Published 12/11/2016 | 00:00

The late Richard Bolger
The late Richard Bolger

Well-known Wexfordman Mr. Richard Bolger of Ferrybank and formerly of Casa Rio who died recently, served in the former FCA for 40 years before retiring as Commandant of the 10th Battalion in 1993.

Richard passed away peacefully in Wexford General Hospital on October 29 following an illness. He was 80 years old.

He is survived by Ann, his beloved wife of 57 years; his sons Dick, John and Brian; his daughters Deborah, Edel and Anne-Marie; his 15 grandchildren; his brother Paddy and his extended family and friends.

He was predeceased by his brothers John and Jimmy and his sisters Marie and Deborah.

Born in King Street in 1936, a son of the late Jack and Deborah (Dora) Bolger, Richard served his time as a fitter with Philip Pierce & Company rising to become plant manager with a reputation for being hard but fair.

He later worked as a foreman in CPM (California Pellet Mills) on Whitemill Industrial Estate.

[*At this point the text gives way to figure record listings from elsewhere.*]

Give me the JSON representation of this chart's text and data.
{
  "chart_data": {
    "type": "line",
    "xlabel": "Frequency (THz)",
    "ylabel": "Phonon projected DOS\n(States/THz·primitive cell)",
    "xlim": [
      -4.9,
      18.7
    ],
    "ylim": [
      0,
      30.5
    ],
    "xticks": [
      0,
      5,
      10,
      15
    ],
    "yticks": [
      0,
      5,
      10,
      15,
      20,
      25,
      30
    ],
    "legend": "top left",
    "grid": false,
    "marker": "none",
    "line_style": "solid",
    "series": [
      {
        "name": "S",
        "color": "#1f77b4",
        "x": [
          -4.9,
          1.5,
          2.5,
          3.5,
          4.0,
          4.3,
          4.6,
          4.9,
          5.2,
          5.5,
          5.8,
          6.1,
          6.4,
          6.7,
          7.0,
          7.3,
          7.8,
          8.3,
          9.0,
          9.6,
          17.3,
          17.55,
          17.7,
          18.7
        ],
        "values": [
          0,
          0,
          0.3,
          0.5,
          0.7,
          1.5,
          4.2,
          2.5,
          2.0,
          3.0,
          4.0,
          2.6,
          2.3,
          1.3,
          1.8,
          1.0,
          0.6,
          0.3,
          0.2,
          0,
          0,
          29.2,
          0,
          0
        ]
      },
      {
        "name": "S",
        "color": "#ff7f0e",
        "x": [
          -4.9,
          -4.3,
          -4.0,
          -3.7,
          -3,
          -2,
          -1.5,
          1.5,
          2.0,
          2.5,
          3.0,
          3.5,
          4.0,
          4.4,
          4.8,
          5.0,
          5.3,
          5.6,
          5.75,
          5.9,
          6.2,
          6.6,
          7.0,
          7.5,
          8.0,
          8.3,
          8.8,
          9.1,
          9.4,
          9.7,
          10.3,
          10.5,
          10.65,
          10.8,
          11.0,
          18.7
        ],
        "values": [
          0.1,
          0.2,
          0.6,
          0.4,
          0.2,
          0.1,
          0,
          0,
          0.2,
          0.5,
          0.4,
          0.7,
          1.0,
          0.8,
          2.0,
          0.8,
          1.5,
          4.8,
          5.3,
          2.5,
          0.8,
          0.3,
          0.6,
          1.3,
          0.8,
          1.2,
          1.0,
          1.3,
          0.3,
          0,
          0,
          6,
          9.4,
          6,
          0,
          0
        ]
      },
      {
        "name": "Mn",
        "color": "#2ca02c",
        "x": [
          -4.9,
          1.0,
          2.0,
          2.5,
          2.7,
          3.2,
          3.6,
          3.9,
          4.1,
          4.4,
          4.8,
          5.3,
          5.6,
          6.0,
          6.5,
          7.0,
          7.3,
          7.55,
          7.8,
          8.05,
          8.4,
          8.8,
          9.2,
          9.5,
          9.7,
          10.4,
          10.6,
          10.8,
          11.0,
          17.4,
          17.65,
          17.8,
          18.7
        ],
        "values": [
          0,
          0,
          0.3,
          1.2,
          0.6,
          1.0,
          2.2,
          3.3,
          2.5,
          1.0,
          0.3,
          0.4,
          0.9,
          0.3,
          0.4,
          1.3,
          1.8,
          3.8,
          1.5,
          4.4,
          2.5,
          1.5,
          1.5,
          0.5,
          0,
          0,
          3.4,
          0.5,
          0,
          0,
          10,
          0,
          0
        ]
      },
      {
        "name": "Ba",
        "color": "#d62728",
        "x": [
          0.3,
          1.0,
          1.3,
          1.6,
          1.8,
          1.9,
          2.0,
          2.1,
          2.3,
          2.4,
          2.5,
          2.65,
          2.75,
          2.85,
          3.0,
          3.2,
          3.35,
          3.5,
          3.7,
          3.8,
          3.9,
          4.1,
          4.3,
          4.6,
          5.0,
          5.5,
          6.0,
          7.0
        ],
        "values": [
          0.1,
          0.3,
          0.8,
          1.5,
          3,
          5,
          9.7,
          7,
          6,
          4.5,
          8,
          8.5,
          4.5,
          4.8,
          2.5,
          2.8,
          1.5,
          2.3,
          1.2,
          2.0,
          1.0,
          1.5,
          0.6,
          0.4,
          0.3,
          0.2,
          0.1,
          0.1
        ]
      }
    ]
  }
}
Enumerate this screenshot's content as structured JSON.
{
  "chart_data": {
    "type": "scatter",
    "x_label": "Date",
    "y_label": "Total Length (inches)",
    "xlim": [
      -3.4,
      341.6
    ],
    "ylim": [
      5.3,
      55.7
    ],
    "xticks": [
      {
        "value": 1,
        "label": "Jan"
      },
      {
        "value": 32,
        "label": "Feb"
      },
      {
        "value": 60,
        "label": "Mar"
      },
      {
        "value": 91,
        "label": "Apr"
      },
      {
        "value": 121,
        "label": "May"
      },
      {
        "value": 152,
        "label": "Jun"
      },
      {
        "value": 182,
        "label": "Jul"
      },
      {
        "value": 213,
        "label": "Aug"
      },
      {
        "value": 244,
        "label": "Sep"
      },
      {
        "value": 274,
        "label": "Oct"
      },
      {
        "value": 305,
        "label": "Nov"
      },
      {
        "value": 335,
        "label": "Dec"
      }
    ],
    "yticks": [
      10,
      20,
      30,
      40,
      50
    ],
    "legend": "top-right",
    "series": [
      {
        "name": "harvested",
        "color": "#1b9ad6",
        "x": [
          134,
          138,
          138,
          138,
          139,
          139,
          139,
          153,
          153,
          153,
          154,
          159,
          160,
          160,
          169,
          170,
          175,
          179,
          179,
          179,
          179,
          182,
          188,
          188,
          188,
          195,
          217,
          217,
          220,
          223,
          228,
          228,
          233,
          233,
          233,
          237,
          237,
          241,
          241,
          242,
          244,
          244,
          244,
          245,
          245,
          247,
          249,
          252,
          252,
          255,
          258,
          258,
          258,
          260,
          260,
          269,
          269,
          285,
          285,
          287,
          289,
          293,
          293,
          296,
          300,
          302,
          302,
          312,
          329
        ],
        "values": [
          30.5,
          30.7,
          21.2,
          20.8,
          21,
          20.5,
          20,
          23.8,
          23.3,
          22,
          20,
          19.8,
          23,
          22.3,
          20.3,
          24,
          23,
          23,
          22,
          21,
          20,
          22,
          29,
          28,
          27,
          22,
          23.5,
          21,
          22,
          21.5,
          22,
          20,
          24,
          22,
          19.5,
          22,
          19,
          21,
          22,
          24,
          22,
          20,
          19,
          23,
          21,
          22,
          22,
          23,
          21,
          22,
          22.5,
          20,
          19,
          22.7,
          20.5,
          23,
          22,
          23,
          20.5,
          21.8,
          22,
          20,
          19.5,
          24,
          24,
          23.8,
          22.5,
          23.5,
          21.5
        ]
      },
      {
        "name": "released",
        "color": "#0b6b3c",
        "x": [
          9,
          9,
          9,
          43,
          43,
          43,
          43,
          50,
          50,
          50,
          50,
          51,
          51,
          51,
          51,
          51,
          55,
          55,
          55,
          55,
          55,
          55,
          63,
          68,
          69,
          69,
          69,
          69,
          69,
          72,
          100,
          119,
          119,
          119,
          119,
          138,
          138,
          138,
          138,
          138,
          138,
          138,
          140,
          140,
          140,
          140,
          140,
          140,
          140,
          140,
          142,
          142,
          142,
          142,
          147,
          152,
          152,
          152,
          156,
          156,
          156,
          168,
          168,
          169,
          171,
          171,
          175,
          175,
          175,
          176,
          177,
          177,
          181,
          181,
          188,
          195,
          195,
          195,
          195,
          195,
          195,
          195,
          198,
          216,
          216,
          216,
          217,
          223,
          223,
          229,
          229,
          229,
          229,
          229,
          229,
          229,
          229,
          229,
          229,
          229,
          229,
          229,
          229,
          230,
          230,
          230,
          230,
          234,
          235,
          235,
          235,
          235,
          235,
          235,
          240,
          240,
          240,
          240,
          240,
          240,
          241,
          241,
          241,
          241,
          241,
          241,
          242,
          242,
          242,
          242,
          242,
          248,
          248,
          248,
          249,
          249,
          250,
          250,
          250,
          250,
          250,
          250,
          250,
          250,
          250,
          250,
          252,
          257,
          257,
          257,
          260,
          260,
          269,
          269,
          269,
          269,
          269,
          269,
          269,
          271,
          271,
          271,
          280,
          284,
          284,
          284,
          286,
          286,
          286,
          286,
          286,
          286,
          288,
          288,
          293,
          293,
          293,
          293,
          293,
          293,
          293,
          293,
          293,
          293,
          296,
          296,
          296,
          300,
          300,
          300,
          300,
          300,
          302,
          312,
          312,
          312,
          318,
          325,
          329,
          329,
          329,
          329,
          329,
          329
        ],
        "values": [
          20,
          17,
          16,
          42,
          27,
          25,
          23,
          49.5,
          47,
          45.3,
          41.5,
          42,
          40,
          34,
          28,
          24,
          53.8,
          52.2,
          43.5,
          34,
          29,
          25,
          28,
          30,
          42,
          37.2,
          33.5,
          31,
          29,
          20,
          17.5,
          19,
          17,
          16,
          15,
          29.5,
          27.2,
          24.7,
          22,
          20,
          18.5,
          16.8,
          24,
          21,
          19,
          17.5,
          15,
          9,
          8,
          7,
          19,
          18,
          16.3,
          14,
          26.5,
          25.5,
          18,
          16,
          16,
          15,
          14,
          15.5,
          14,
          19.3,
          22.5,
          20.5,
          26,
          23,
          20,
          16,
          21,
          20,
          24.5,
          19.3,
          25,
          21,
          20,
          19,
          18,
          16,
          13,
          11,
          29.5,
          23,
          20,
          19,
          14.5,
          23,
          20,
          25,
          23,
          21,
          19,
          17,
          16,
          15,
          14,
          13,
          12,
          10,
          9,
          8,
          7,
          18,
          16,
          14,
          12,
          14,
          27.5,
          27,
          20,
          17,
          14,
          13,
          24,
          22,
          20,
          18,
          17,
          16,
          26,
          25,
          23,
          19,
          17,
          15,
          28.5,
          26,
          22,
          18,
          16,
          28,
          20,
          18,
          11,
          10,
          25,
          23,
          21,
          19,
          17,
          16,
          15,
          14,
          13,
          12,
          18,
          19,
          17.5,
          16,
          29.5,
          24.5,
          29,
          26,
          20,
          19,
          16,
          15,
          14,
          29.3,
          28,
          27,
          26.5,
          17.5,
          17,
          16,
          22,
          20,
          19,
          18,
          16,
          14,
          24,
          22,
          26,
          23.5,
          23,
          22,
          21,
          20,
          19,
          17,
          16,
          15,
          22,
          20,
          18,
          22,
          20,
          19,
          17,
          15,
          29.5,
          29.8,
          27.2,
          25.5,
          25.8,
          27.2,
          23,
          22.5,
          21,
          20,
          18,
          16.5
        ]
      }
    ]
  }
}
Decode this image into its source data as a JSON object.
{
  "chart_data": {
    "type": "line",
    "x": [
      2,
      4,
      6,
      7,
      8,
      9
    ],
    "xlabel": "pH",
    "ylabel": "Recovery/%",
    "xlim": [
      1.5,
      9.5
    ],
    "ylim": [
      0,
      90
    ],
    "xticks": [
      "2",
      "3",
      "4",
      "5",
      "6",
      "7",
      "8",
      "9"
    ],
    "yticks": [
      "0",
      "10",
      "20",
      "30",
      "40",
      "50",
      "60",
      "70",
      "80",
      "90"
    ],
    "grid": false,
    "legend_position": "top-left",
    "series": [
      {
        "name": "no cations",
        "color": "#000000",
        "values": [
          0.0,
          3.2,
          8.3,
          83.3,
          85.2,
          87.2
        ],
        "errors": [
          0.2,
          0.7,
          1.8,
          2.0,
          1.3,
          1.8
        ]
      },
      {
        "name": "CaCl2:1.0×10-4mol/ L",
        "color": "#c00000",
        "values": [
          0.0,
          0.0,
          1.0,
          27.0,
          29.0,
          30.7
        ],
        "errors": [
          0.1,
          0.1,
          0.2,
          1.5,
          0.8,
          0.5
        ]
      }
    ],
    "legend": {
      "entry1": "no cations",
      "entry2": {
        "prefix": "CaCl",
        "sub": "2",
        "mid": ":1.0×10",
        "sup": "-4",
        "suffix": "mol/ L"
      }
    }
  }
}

He joined the FCA now the Army Reserve in 1953 and rose through the ranks to become 10th Battalion Commandant before retiring in 1993. During his 40-year career with the service, he attended many civic events, parades and inspections in an official capacity, meeting Ministers of Defence, Presidents and Bishops. His charming and gentlemanly demeanour ensured that he could hold his own in any company.

Members of the Army Reserve formed a guard of honour as his coffin was carried from Rowe Street Church following Requiem Mass. Burial took place in St. Ibar's Cemetery, Crosstown where bugler Anthony Nolan sounded the Last Post at his graveside.

Richard's genuine interest in talking to people made him a great ambassador for the FCA at public engagements such as Barry Day and the St. Patrick's Day Parade.

In his spare time, he loved walking in nature and went for a walk every day of his life. Edenvale in Castlebridge and The Raven in Curracloe were among his favourite haunts. On these rambles, he had a keen eye for detail and would point out a bird's nest, an old stone wall or a nicely made metalwork gate. 'There's beauty all around us', he would say.

As a teenager, he had an interest in sailing and sailed his father Jack's cot out into Wexford Harbour from its mooring in Batt Street.

Richard had a great interest in local history and was an avid reader of publications about genealogy, old Wexford families and 1798. He visited all the 1798 battle sites in County Wexford, satisfying a particular military interest.

Above all, he was a great family man who supported all his children and grandchildren even during his illness and he would have a big smile on his face when they visited him in hospital, telling them how happy he was and what a good life he'd had. He was always pleased when family members smuggled in a bottle of wine or an apple tart!

Richard will be sadly missed by his family, neigbhbours and many friends.

The Bolger family would like to thank the staff of Wexford General Hospital and Consultant Oncologist Dr. Paula Calvert of University Hospital Waterford who cared for Richard during his illness and all their neighbours and friends for their kind support.